I compile the the program with this command on my Ubuntu 32 bit machine:
$ gcc -ggdb -o demo demo.c
Then I analyze the program with:
$ gdb demo
$ disassemble main
(gdb) disassemble main
Dump of assembler code for function main:
0x08048404 <+0>: push %ebp
0x08048405 <+1>: mov %esp,%ebp
0x08048407 <+3>: and $0xfffffff0,%esp
0x0804840a <+6>: sub $0x10,%esp
0x0804840d <+9>: mov %gs:0x14,%eax
0x08048413 <+15>: mov %eax,0xc(%esp)
0x08048417 <+19>: xor %eax,%eax
0x08048419 <+21>: mov $0x0,%eax
0x0804841e <+26>: mov 0xc(%esp),%edx
0x08048422 <+30>: xor %gs:0x14,%edx
0x08048429 <+37>: je 0x8048430 <main+44>
0x0804842b <+39>: call 0x8048340 <__stack_chk_fail#plt>
0x08048430 <+44>: leave
0x08048431 <+45>: ret
End of assembler dump.
0x0804840a <+6>: sub $0x10,%esp says, that there are 10 bytes allocated from the stack right?
Why are there 10 bytes allocated and not 8?
No, 0x10 means it's hexadecimal, i.e. 1016, which is 1610 bytes in decimal.
Probably due to alignment requirements for the stack.
Please note that the constant $0x10 is in hexadecimal this is equal to 16 byte.
Take a look at the machine code:
0x08048404 <+0>: push %ebp
0x08048405 <+1>: mov %esp,%ebp
0x08048407 <+3>: and $0xfffffff0,%esp
0x0804840a <+6>: sub $0x10,%esp
...
0x08048430 <+44>: leave
0x08048431 <+45>: ret
As you can see before we subtract 16 from the esp we ensure to make esp pointing to a 16 byte aligned address first (take a look at the and $0xfffffff0,%esp instruction).
I guess the compiler try to respect the alignment so he simply reserves 16 byte as well. It does not matter anyway because 8 byte fit into 16 byte very well.
sub $0x10, %esp is saying that there are 16 bytes on the stack, not 10 since 0x is hexadecimal notation.
The amount of space for the stack is completely dependent on the compiler. In this case it's most like an alignment issue where the alignment is 16 bytes and you've requested 8, so it gets increased to 16.
If you requested 17 bytes, it would most likely have been sub $0x20, %esp or 32 bytes instead of 17.
(I skipped over some things the other answers explain in more detail).
You compiled with -O0, so gcc is operating in a super-simple way that tells you something about compiler internals, but little about how to make good code from C.
gcc is keeping the stack 16B-aligned at all times.
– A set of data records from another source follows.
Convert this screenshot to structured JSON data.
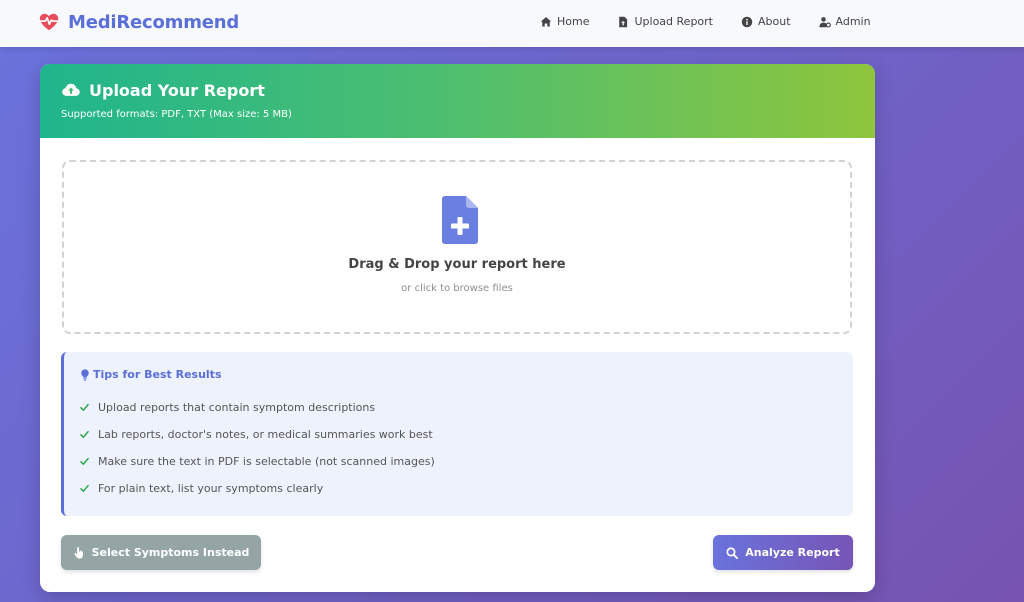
{
  "app": {
    "brand": "MediRecommend",
    "brand_color": "#5b6fd9"
  },
  "nav": {
    "items": [
      {
        "label": "Home",
        "icon": "home-icon"
      },
      {
        "label": "Upload Report",
        "icon": "file-upload-icon"
      },
      {
        "label": "About",
        "icon": "info-icon"
      },
      {
        "label": "Admin",
        "icon": "user-cog-icon"
      }
    ]
  },
  "upload_card": {
    "title": "Upload Your Report",
    "subtitle": "Supported formats: PDF, TXT (Max size: 5 MB)",
    "title_icon": "cloud-upload-icon",
    "header_gradient": [
      "#1fb58c",
      "#8ec63c"
    ]
  },
  "dropzone": {
    "title": "Drag & Drop your report here",
    "subtitle": "or click to browse files",
    "icon": "file-plus-icon"
  },
  "tips": {
    "title": "Tips for Best Results",
    "icon": "lightbulb-icon",
    "items": [
      "Upload reports that contain symptom descriptions",
      "Lab reports, doctor's notes, or medical summaries work best",
      "Make sure the text in PDF is selectable (not scanned images)",
      "For plain text, list your symptoms clearly"
    ]
  },
  "actions": {
    "select_symptoms_label": "Select Symptoms Instead",
    "analyze_label": "Analyze Report",
    "select_color": "#95a5a6",
    "analyze_color": "#6a73dc"
  }
}
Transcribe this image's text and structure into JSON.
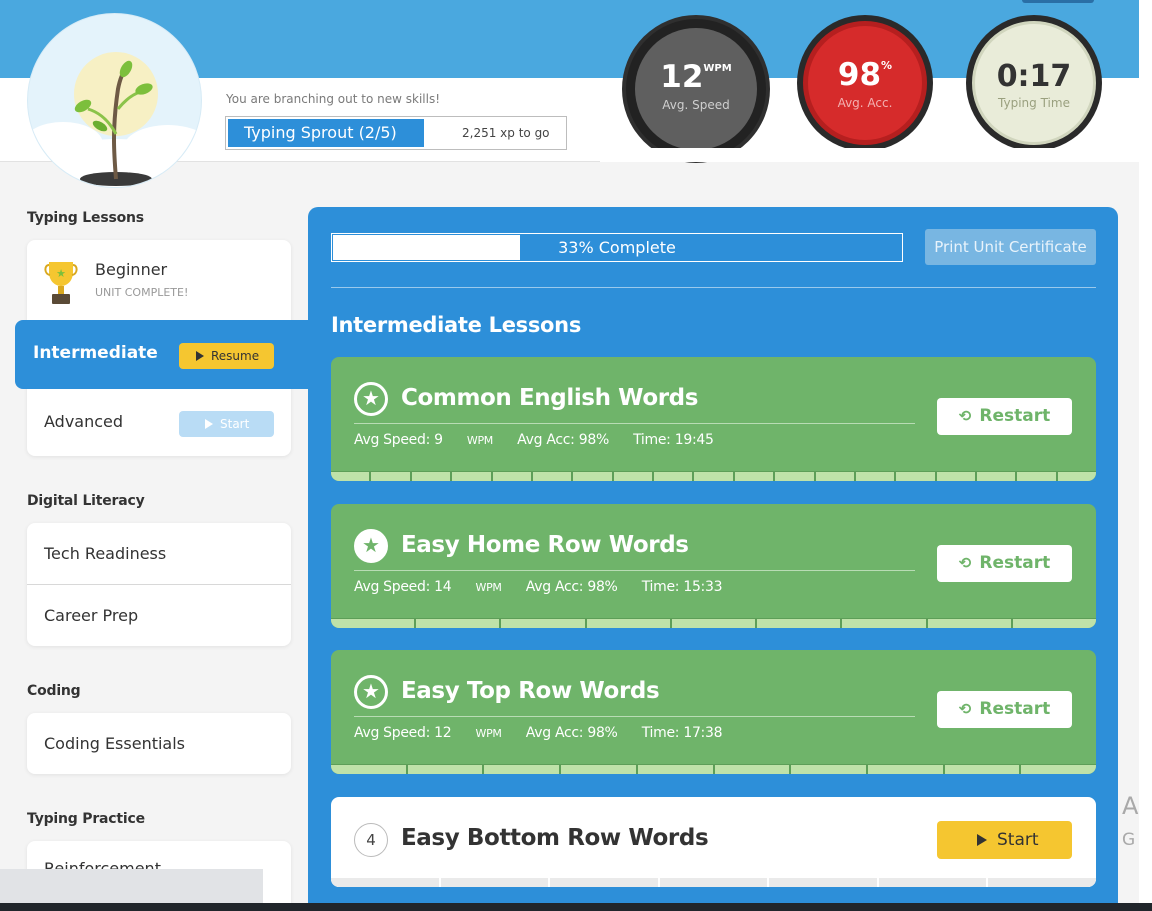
{
  "header": {
    "branch_message": "You are branching out to new skills!",
    "level_label": "Typing Sprout (2/5)",
    "xp_to_go": "2,251 xp to go"
  },
  "stats": {
    "speed_value": "12",
    "speed_unit": "WPM",
    "speed_label": "Avg. Speed",
    "accuracy_value": "98",
    "accuracy_unit": "%",
    "accuracy_label": "Avg. Acc.",
    "time_value": "0:17",
    "time_label": "Typing Time"
  },
  "sidebar": {
    "typing_lessons_title": "Typing Lessons",
    "beginner_label": "Beginner",
    "beginner_status": "UNIT COMPLETE!",
    "intermediate_label": "Intermediate",
    "resume_label": "Resume",
    "advanced_label": "Advanced",
    "start_label": "Start",
    "digital_literacy_title": "Digital Literacy",
    "tech_readiness_label": "Tech Readiness",
    "career_prep_label": "Career Prep",
    "coding_title": "Coding",
    "coding_essentials_label": "Coding Essentials",
    "typing_practice_title": "Typing Practice",
    "reinforcement_label": "Reinforcement"
  },
  "main": {
    "progress_percent": 33,
    "progress_text": "33% Complete",
    "print_button": "Print Unit Certificate",
    "section_title": "Intermediate Lessons",
    "restart_label": "Restart",
    "start_label": "Start",
    "lessons": [
      {
        "title": "Common English Words",
        "speed_text": "Avg Speed: 9 ",
        "speed_unit": "WPM",
        "acc_text": "Avg Acc: 98%",
        "time_text": "Time: 19:45",
        "segments": 19
      },
      {
        "title": "Easy Home Row Words",
        "speed_text": "Avg Speed: 14 ",
        "speed_unit": "WPM",
        "acc_text": "Avg Acc: 98%",
        "time_text": "Time: 15:33",
        "segments": 9
      },
      {
        "title": "Easy Top Row Words",
        "speed_text": "Avg Speed: 12 ",
        "speed_unit": "WPM",
        "acc_text": "Avg Acc: 98%",
        "time_text": "Time: 17:38",
        "segments": 10
      },
      {
        "number": "4",
        "title": "Easy Bottom Row Words",
        "segments": 7
      }
    ]
  },
  "right_edge": {
    "cut_a": "A",
    "cut_g": "G"
  },
  "colors": {
    "header_blue": "#4aa8df",
    "panel_blue": "#2d8fd9",
    "lesson_green": "#6fb46a",
    "yellow": "#f5c630",
    "accuracy_red": "#d62b2b"
  }
}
The 32bit SysV ABI only guarantees 4B stack alignment, but GNU/Linux systems actually assume and maintain gcc's default -mpreferred-stack-boundary=4 (16B-aligned).
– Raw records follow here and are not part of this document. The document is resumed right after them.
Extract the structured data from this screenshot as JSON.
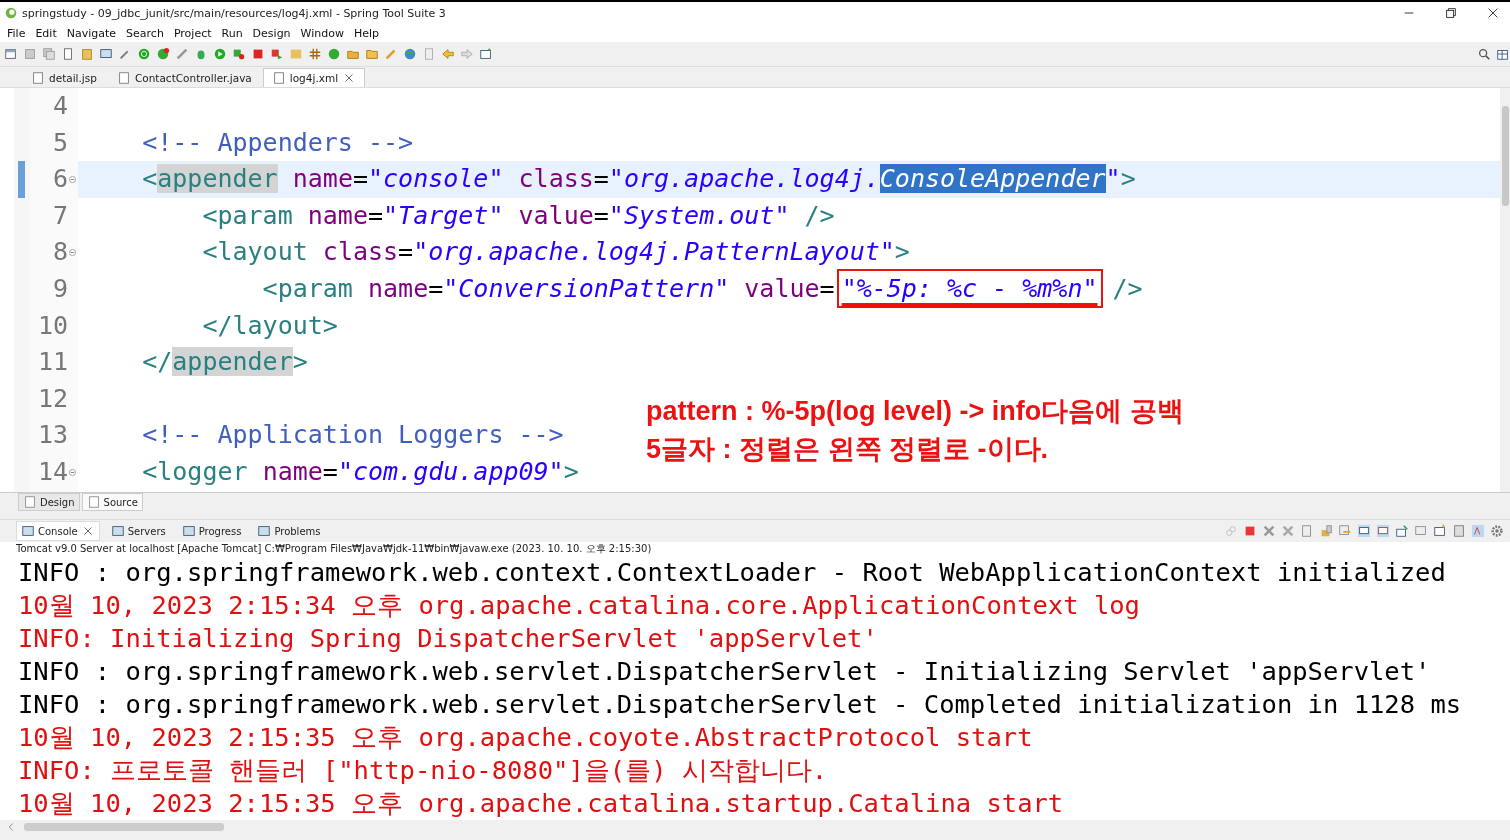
{
  "window": {
    "title": "springstudy - 09_jdbc_junit/src/main/resources/log4j.xml - Spring Tool Suite 3"
  },
  "menu": [
    "File",
    "Edit",
    "Navigate",
    "Search",
    "Project",
    "Run",
    "Design",
    "Window",
    "Help"
  ],
  "editor_tabs": [
    {
      "label": "detail.jsp",
      "selected": false
    },
    {
      "label": "ContactController.java",
      "selected": false
    },
    {
      "label": "log4j.xml",
      "selected": true
    }
  ],
  "code_lines": [
    {
      "number": "4",
      "foldable": false,
      "current": false
    },
    {
      "number": "5",
      "foldable": false,
      "current": false,
      "tokens": [
        {
          "text": "    <!-- Appenders -->",
          "kind": "comment"
        }
      ]
    },
    {
      "number": "6",
      "foldable": true,
      "current": true,
      "tokens": [
        {
          "text": "    <",
          "kind": "tag"
        },
        {
          "text": "appender",
          "kind": "tag-occurrence"
        },
        {
          "text": " name",
          "kind": "attr"
        },
        {
          "text": "=",
          "kind": "punct"
        },
        {
          "text": "\"console\"",
          "kind": "value"
        },
        {
          "text": " class",
          "kind": "attr"
        },
        {
          "text": "=",
          "kind": "punct"
        },
        {
          "text": "\"org.apache.log4j.",
          "kind": "value"
        },
        {
          "text": "ConsoleAppender",
          "kind": "value-selected"
        },
        {
          "text": "\"",
          "kind": "value"
        },
        {
          "text": ">",
          "kind": "tag"
        }
      ]
    },
    {
      "number": "7",
      "foldable": false,
      "current": false,
      "tokens": [
        {
          "text": "        <param",
          "kind": "tag"
        },
        {
          "text": " name",
          "kind": "attr"
        },
        {
          "text": "=",
          "kind": "punct"
        },
        {
          "text": "\"Target\"",
          "kind": "value"
        },
        {
          "text": " value",
          "kind": "attr"
        },
        {
          "text": "=",
          "kind": "punct"
        },
        {
          "text": "\"System.out\"",
          "kind": "value"
        },
        {
          "text": " />",
          "kind": "tag"
        }
      ]
    },
    {
      "number": "8",
      "foldable": true,
      "current": false,
      "tokens": [
        {
          "text": "        <layout",
          "kind": "tag"
        },
        {
          "text": " class",
          "kind": "attr"
        },
        {
          "text": "=",
          "kind": "punct"
        },
        {
          "text": "\"org.apache.log4j.PatternLayout\"",
          "kind": "value"
        },
        {
          "text": ">",
          "kind": "tag"
        }
      ]
    },
    {
      "number": "9",
      "foldable": false,
      "current": false,
      "tokens": [
        {
          "text": "            <param",
          "kind": "tag"
        },
        {
          "text": " name",
          "kind": "attr"
        },
        {
          "text": "=",
          "kind": "punct"
        },
        {
          "text": "\"ConversionPattern\"",
          "kind": "value"
        },
        {
          "text": " value",
          "kind": "attr"
        },
        {
          "text": "=",
          "kind": "punct"
        },
        {
          "text": "\"%-5p: %c - %m%n\"",
          "kind": "value-marked"
        },
        {
          "text": " />",
          "kind": "tag"
        }
      ]
    },
    {
      "number": "10",
      "foldable": false,
      "current": false,
      "tokens": [
        {
          "text": "        </layout>",
          "kind": "tag"
        }
      ]
    },
    {
      "number": "11",
      "foldable": false,
      "current": false,
      "tokens": [
        {
          "text": "    </",
          "kind": "tag"
        },
        {
          "text": "appender",
          "kind": "tag-occurrence"
        },
        {
          "text": ">",
          "kind": "tag"
        }
      ]
    },
    {
      "number": "12",
      "foldable": false,
      "current": false
    },
    {
      "number": "13",
      "foldable": false,
      "current": false,
      "tokens": [
        {
          "text": "    <!-- Application Loggers -->",
          "kind": "comment"
        }
      ]
    },
    {
      "number": "14",
      "foldable": true,
      "current": false,
      "tokens": [
        {
          "text": "    <logger",
          "kind": "tag"
        },
        {
          "text": " name",
          "kind": "attr"
        },
        {
          "text": "=",
          "kind": "punct"
        },
        {
          "text": "\"com.gdu.app09\"",
          "kind": "value"
        },
        {
          "text": ">",
          "kind": "tag"
        }
      ]
    }
  ],
  "annotation_note": [
    "pattern : %-5p(log level) -> info다음에 공백",
    "5글자 : 정렬은 왼쪽 정렬로 -이다."
  ],
  "editor_mode_tabs": [
    {
      "label": "Design",
      "selected": false
    },
    {
      "label": "Source",
      "selected": true
    }
  ],
  "console_tabs": [
    {
      "label": "Console",
      "selected": true
    },
    {
      "label": "Servers",
      "selected": false
    },
    {
      "label": "Progress",
      "selected": false
    },
    {
      "label": "Problems",
      "selected": false
    }
  ],
  "console_header": "Tomcat v9.0 Server at localhost [Apache Tomcat] C:₩Program Files₩Java₩jdk-11₩bin₩javaw.exe  (2023. 10. 10. 오후 2:15:30)",
  "console_lines": [
    {
      "text": "INFO : org.springframework.web.context.ContextLoader - Root WebApplicationContext initialized",
      "kind": "stdout"
    },
    {
      "text": "10월 10, 2023 2:15:34 오후 org.apache.catalina.core.ApplicationContext log",
      "kind": "stderr"
    },
    {
      "text": "INFO: Initializing Spring DispatcherServlet 'appServlet'",
      "kind": "stderr"
    },
    {
      "text": "INFO : org.springframework.web.servlet.DispatcherServlet - Initializing Servlet 'appServlet'",
      "kind": "stdout"
    },
    {
      "text": "INFO : org.springframework.web.servlet.DispatcherServlet - Completed initialization in 1128 ms",
      "kind": "stdout"
    },
    {
      "text": "10월 10, 2023 2:15:35 오후 org.apache.coyote.AbstractProtocol start",
      "kind": "stderr"
    },
    {
      "text": "INFO: 프로토콜 핸들러 [\"http-nio-8080\"]을(를) 시작합니다.",
      "kind": "stderr"
    },
    {
      "text": "10월 10, 2023 2:15:35 오후 org.apache.catalina.startup.Catalina start",
      "kind": "stderr"
    }
  ]
}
Your version of gcc also defaults to using -fstack-protector, so it checks for stack-smashing in functions with local char arrays with 4 or more elements:
-fstack-protector
Emit extra code to check for buffer overflows, such as stack smashing attacks. This is done by adding a guard variable to
functions with
vulnerable objects. This includes functions that call "alloca", and functions with buffers larger than 8 bytes. The guards
are
initialized when a function is entered and then checked when the function exits. If a guard check fails, an error message is
printed and
the program exits.
For some reason, this is actually kicking in with char arrays >= 4B, but not with integer arrays. (At least, not when they're unused!). char pointers can alias anything, which may have something to do with it.
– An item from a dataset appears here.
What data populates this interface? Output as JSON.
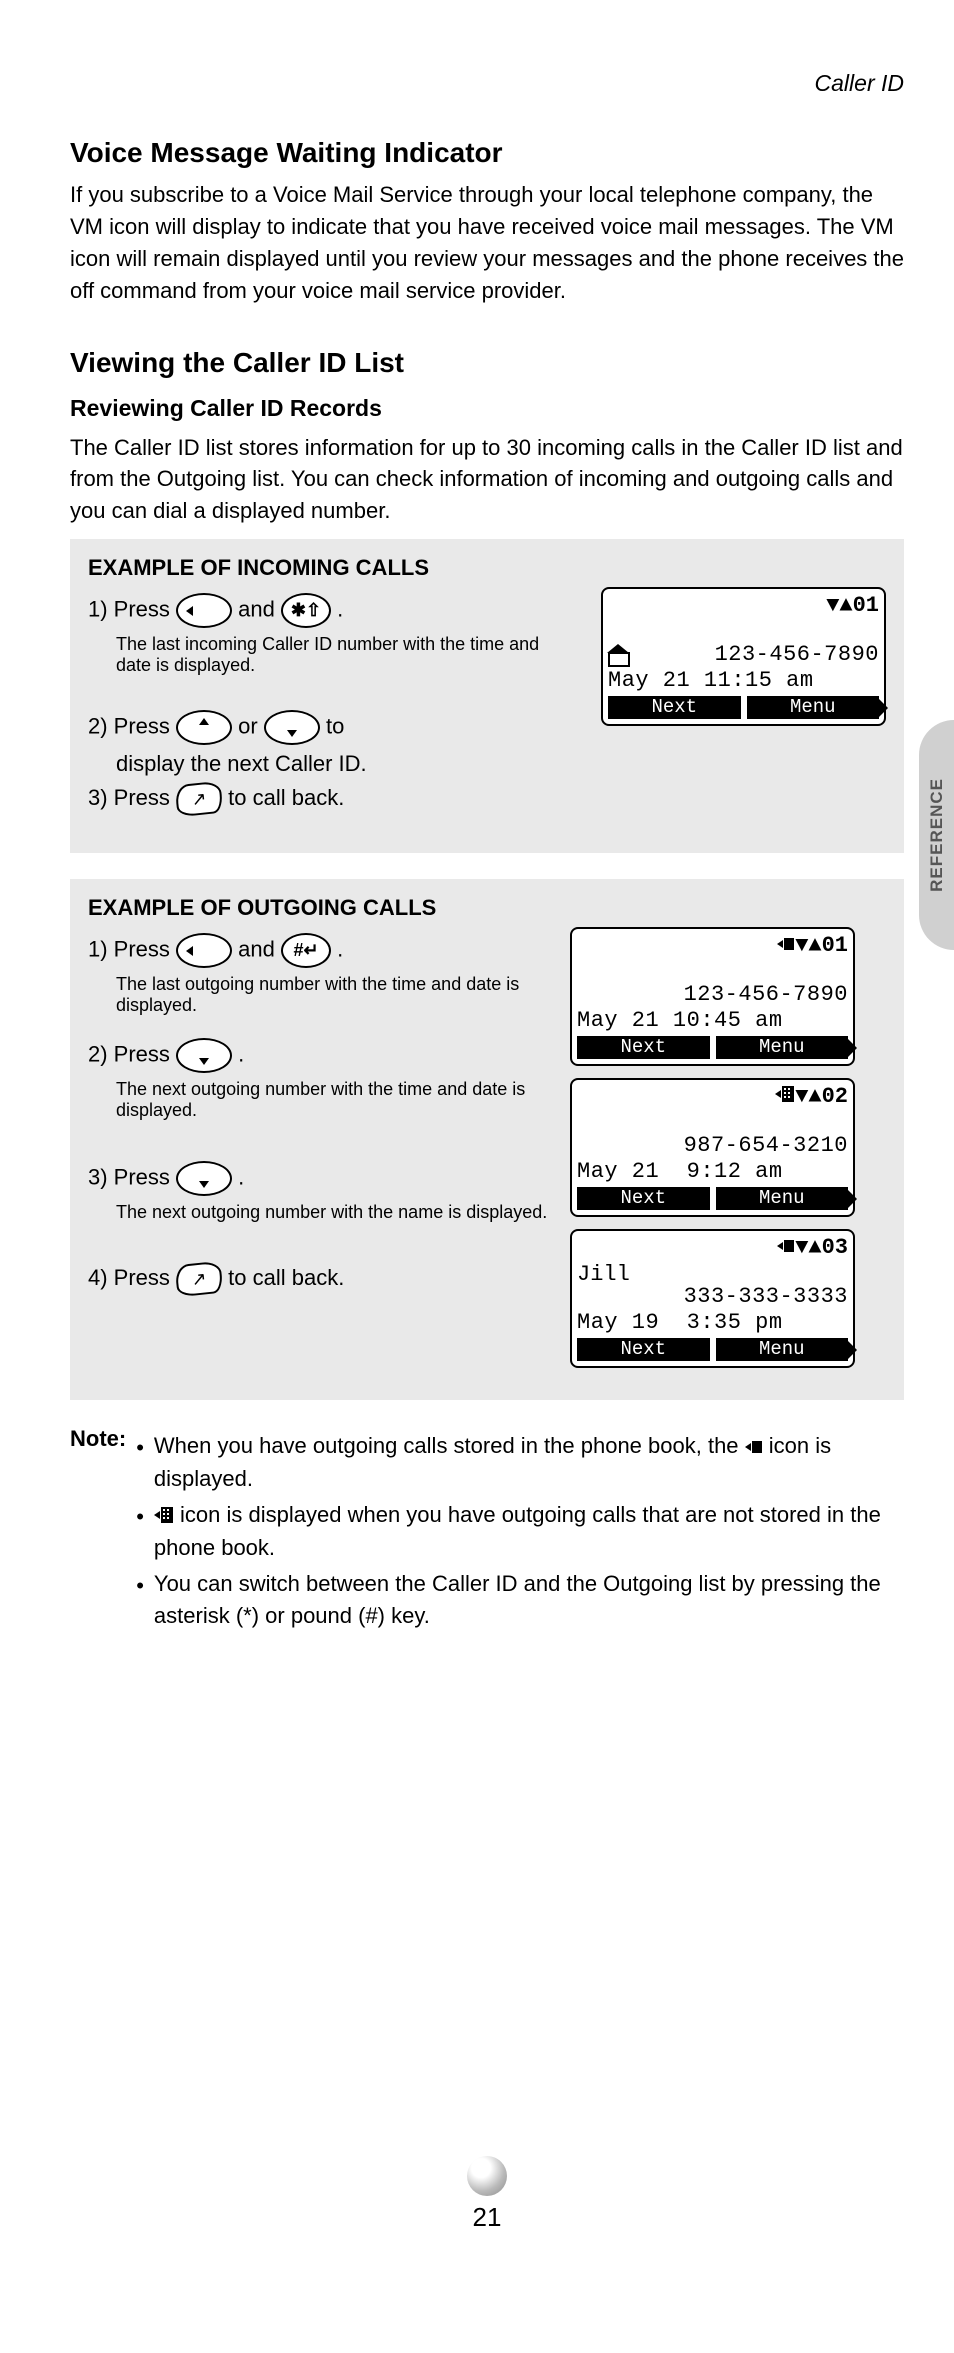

See the code on godbolt, with asm output. Note how main is special: it uses andl $-16, %esp to align the stack on entry to main, but other functions assume the stack was 16B-aligned before the call instruction that called them. So they'll typically sub $24, %esp, after pushing %ebp. (%ebp and the return address are 8B total, so the stack is 8B away from being 16B-aligned). This leaves room for the stack-protector canary.
The 32bit SysV ABI only requires arrays to be aligned to the natural alignment of their elements, so this 16B alignment for the char array is just what the compiler decided to do in this case, not something you can count on.
The 64bit ABI is different:
An array uses the same alignment as its elements, except that a local
or global array variable of length at least 16 bytes or a C99
variable-length array variable always has alignment of at least 16
bytes
(links from the x86 tag wiki)
So you can count on char buf[1024] being 16B-aligned on SysV, allowing you to use SSE aligned loads/stores on it.